En çarpıcı savunma da “Onlar kaçakçıydı zaten” şeklinde olanıydı. Sanki terörist değil de kaçakçı olmaları “öldürülmeleri için yeterli” neden sayılıyordu.

Baktılar ki “onlar kaçakçıydı” saçmalığı toplumdan da tepki gördü, çark ettiler; ama bu kez de Güneydoğu’da kaçakçılık bir yaşam türü olarak sunuldu.

“Efendim” diyor yandaş yalaka, “Güneydoğu’da kaçakçılık olduğunu bilmeyen mi var, vatandaş o kadar aç, susuz, perişan ki ne yapsın?” Sonra da ekliyor “Zaten devlet de buna ses çıkarmaz.
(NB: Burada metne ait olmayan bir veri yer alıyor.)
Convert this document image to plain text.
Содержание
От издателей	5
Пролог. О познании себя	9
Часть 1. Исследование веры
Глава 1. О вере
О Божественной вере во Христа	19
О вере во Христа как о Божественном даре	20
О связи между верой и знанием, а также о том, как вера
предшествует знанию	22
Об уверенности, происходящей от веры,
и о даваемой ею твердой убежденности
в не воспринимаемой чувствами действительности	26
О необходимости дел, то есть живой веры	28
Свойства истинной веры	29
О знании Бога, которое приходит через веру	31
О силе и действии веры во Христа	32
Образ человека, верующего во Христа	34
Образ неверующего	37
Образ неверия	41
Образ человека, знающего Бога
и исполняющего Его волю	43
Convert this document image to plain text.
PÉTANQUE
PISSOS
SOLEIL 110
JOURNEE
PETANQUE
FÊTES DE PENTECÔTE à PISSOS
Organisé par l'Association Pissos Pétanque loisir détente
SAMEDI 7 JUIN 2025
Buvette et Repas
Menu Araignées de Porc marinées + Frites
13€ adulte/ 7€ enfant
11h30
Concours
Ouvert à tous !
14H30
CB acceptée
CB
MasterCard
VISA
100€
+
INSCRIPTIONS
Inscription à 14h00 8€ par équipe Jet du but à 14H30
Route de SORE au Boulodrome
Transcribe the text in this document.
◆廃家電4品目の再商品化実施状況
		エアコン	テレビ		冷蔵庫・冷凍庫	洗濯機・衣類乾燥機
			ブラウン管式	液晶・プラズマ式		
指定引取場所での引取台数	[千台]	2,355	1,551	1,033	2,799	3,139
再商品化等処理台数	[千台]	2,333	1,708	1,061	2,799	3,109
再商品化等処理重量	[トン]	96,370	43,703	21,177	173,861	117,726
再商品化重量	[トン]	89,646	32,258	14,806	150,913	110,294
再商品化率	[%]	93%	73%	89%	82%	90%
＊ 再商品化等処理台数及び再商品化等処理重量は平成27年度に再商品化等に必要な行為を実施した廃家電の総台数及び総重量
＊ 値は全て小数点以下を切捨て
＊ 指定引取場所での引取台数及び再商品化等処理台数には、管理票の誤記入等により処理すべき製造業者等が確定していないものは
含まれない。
Kaçakçılar tutuklanmaz, hatta ola ki bir operasyon yapılmış olsun, el konulan katırlar bile geri verilir.”

Hani ünlü sözümüz “Şecaat arzederkenÖ” örneğindeki gibi.

Neymiş, halk çok fakirmiş, kaçakçılıktan başka çaresi yokmuş.

Güzel de yandaş yalakam, ayakta dursun diye çırpındığın iktidar sanki bir aylık. Uyuma, 10 yıl oldu. Türkiye’nin süper ülke olduğunu, zenginler ligine girdiğini, tüm dünyanın gözünün Türkiye’ye döndüğünü söylüyorsun ha bire de, sıra Güneydoğu’ya gelince mi halk aç, fakir, çaresiz oluyor?

Hepsini geçelim; bunları yandaş yalaka takımına anlatmak mümkün olmaz.

Ama herhalde şu sorunun cevabını biliyorlardır: Dünyanın herhangi bir ülkesinde kaçakçılık kimi devlet görevlilerinin bilgisi dışında yapılabilir mi?

Yapılamaz. Eğer devletin bazı birimleri kendi paylarını almıyorlarsa kimse kaçakçılık yapamaz.

Şimdi başta Genelkurmay Başkanı olmak üzere, iktidar sahipleri ve cümle yandaş yalaka takımı koro halinde “Güneydoğu’da kaçakçılık yapıldığını” söylüyor.

Üstelik gizli gizli de yapılmıyormuş, açık, aleni.

O halde söyleyin bakalım, bu işin avantasını kim yiyor?

Genelkurmay, açıklamasında bile “kaçakçılık normaldir” diyerek Türkiye’nin bir kabile devleti olduğunu vurgulayıp, görevini de yapmadığını itiraf etmeyi biliyorsa, bu işten rüşvetini alanları da biliyor olmalı.

Madem kaçakçılık Güneydoğu’nun bir gerçeği, bir gerçek de bu işte avanta alanları olduğudur.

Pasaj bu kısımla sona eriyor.